Ce mercredi 1er novembre, l’état d’urgence mis en place après les attaques terroristes de novembre dernier et renouvelé depuis plusieurs mois a officiellement pris fin. Une bonne nouvelle ? Pas tant que ça… Si l’on y regarde de plus près, la majorité des mesures répressives ont été inscrites définitivement dans le droit commun, faisant de la France à la législation qui compte parmi les plus liberticides d’Europe.

La nouvelle loi antiterroriste entérine l’Etat d’urgence permanent

Le 30 octobre 2017 – date de publication au journal officiel de la nouvelle loi antiterroriste – est à marquer d’une pierre blanche comme celui où nous avons basculé officiellement dans l’état d’urgence permanent.

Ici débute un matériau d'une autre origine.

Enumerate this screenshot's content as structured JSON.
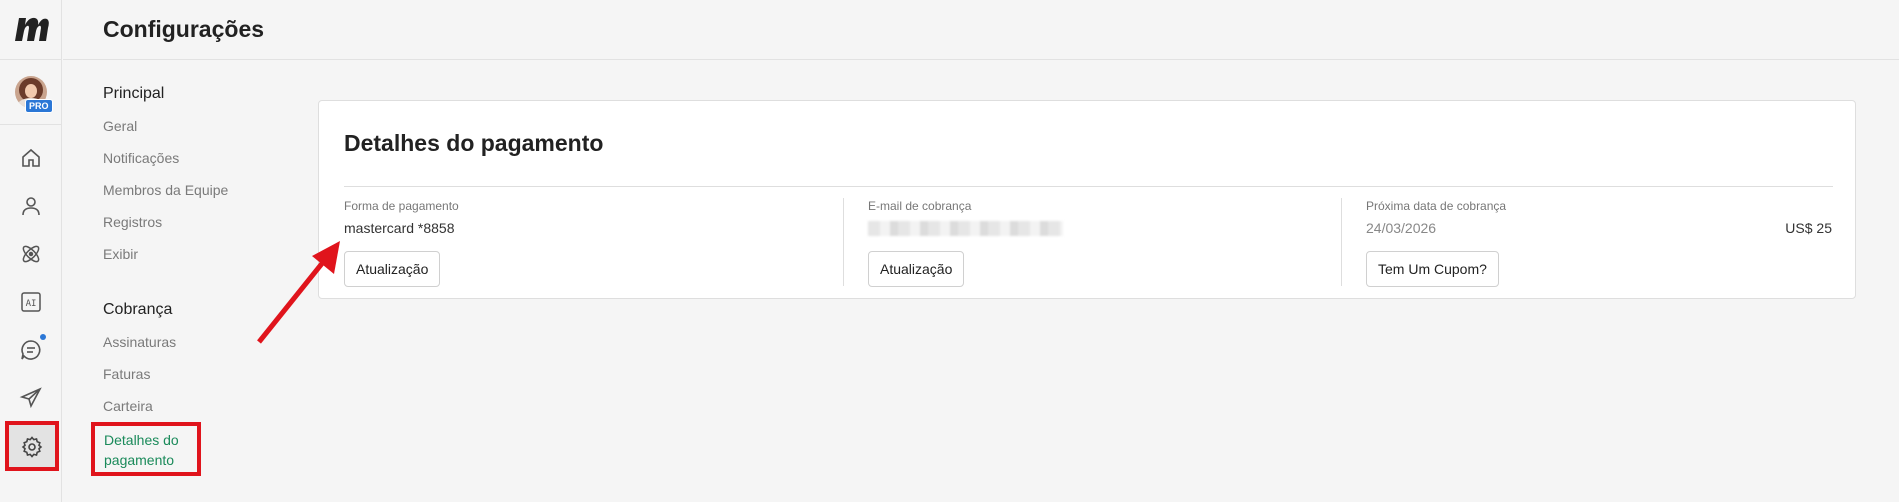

Avec une large majorité à l’Assemblée nationale, le nouveau gouvernement d’Edouard Philippe n’a eu aucun mal à faire passer cette loi qui n’est rien d’autre que la banalisation des principales mesures contenues dans l’état d’urgence.

C’est vers un renforcement du pouvoir exécutif que tendent ces nouvelles mesures législatives et donc vers une diminution des pouvoirs du juge judiciaire, principal garant des libertés individuelles dans le système juridique français. Au total, plusieurs mesures administratives ont été retenues : les perquisitions, rebaptisées « visites domiciliaires » au cours desquelles pourront être organisées des saisies avec autorisation du juge judiciaire, l’assignation à résidence (désormais « obligation de résider dans un périmètre déterminé ») et des prérogatives élargies pour les préfets concernant la création de « zone de protection » par les préfets (à l’intérieur desquelles les forces de l’ordre disposent de pouvoirs élargis) ainsi que la fermeture des lieux de culte.

Que devient l’exception quand l’exception devient la règle ?

Pour Paul Cassia, professeur en droit public cette loi est « la plus attentatoire aux libertés individuelles de l’histoire de la Vème République, hors période où l’article 16 de la Constitution a été appliqué par Charles de Gaulle ». Une analyse partagée par une très vaste majorité des membres de la communauté juridique française et les associations de défense des droits de l’Homme ainsi que le Défenseur des droits d’autant que la France possède déjà l’arsenal juridique le plus complet en Europe en matière de lutte contre le terrorisme.

C’est une vision à long terme qu’il faudra adopter si l’on veut penser la lutte anti-terroriste en dehors du carcan de l’appareil répressif. Pour Edwy Plenel, rédacteur en chef du site Mediapart :

« De grandes sagesses philosophiques nous ont pourtant enseigné, notamment après les catastrophes européennes du siècle passé, que le meilleur chemin vers le prochain, c’est le souci du lointain. Que le souci de l’autre mène à soi-même. Si je ne suis pas au rendez-vous des libertés des autres, je ne serai pas au rendez-vous des miennes. Si je laisse mettre en cause des droits fondamentaux, au prétexte de prévenir une menace qui me serait étrangère, je découvrirai, un jour ou l’autre, que j’ai ainsi renoncé à mes propres droits ».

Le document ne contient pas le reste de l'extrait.